Alex Dagg also champions Airbnb’s ability to “democratize” the tourism dollar — redistributing it from downtown strongholds to mom-and-pop restaurants and coffee shops in outlying neighbourhoods — as a major urban “win,” but the elasticity of Airbnb rental stock may be the most intriguing factor for cities and hotels. “I think Canada is so well-positioned in global travel these days,” she says, “we’re going to continue to see an expansion and I think you need Airbnb to deal with that elastic supply.” Dagg cites Canada 150 as an example. “The hotels in Ottawa have been sold out for months, so if we didn’t exist in
Ottawa, a lot of people wouldn’t be able to come and share in the celebrations.”
Servicing visitors during peak travel periods is quickly becoming a hallmark of the platform and has helped cities bid for and accommodate big-ticket events, like the 2016 Rio Olympics and the 2017 NFL Superbowl in Houston, Tex. Availability of this mutable supply, though, gives pause for hotel developers as cities like Vancouver reach record-breaking occupancy. For now, James Chase, president of the BC Hotel Association doesn’t believe the rise of Airbnb has impeded hotel development in Vancouver. “We know of no developers who have delayed development plans. Logic would dictate it could happen; however, we have no evidence it has.”

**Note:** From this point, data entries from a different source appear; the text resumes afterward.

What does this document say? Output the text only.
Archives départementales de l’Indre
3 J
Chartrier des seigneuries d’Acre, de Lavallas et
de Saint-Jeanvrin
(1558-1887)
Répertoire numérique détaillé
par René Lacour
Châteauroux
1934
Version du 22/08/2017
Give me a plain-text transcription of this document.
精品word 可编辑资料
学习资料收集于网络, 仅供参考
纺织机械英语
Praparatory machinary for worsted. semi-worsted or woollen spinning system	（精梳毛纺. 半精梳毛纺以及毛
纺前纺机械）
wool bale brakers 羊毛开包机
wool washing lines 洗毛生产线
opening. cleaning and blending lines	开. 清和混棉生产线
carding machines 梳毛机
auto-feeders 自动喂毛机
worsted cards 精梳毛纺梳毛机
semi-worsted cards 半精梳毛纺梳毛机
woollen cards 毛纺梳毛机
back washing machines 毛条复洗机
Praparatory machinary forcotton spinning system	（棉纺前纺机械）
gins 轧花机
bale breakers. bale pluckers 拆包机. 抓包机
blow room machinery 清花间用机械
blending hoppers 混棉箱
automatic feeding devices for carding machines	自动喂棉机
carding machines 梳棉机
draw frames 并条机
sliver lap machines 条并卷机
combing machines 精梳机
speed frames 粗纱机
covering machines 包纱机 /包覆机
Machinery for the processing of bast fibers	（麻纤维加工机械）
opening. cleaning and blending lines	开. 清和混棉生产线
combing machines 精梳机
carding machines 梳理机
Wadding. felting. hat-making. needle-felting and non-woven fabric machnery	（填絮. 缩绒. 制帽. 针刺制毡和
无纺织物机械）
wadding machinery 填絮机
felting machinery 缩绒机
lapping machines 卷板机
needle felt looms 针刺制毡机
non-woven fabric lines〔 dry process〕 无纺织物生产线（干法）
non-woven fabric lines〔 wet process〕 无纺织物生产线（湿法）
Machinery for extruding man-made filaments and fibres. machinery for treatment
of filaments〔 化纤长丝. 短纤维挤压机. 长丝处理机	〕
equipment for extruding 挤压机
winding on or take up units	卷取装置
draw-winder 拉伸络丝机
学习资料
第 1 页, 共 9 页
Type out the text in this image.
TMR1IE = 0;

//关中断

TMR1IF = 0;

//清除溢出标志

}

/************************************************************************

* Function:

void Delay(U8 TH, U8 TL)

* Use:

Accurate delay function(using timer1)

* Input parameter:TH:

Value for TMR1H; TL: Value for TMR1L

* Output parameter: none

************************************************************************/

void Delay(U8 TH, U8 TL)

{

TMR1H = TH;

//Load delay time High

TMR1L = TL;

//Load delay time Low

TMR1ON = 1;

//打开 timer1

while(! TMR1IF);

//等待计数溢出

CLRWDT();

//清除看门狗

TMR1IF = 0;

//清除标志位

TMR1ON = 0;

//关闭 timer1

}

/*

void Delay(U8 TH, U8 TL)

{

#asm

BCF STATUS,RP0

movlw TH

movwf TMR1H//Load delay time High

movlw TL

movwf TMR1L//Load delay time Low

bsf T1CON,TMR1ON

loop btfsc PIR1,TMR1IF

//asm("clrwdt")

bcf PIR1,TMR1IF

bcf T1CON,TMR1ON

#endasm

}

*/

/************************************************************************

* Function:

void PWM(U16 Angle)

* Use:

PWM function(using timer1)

Without strong proof of Airbnb negatively impacting the bottom lines of Vancouver hotels, calls from the lodging lobby and tourism advocates have largely focused on creating an equal playing field, ensuring Airbnb hosts pay all appropriate taxes and contribute to voluntary destination marketing funds. In a statement released to Building, Tourism Vancouver indicated their continued support for responsible home-sharing and short term rental regulation. With the proper Vancouver-specific framework in place, many believe Airbnb can be a significant contributor to record tourism in years to come.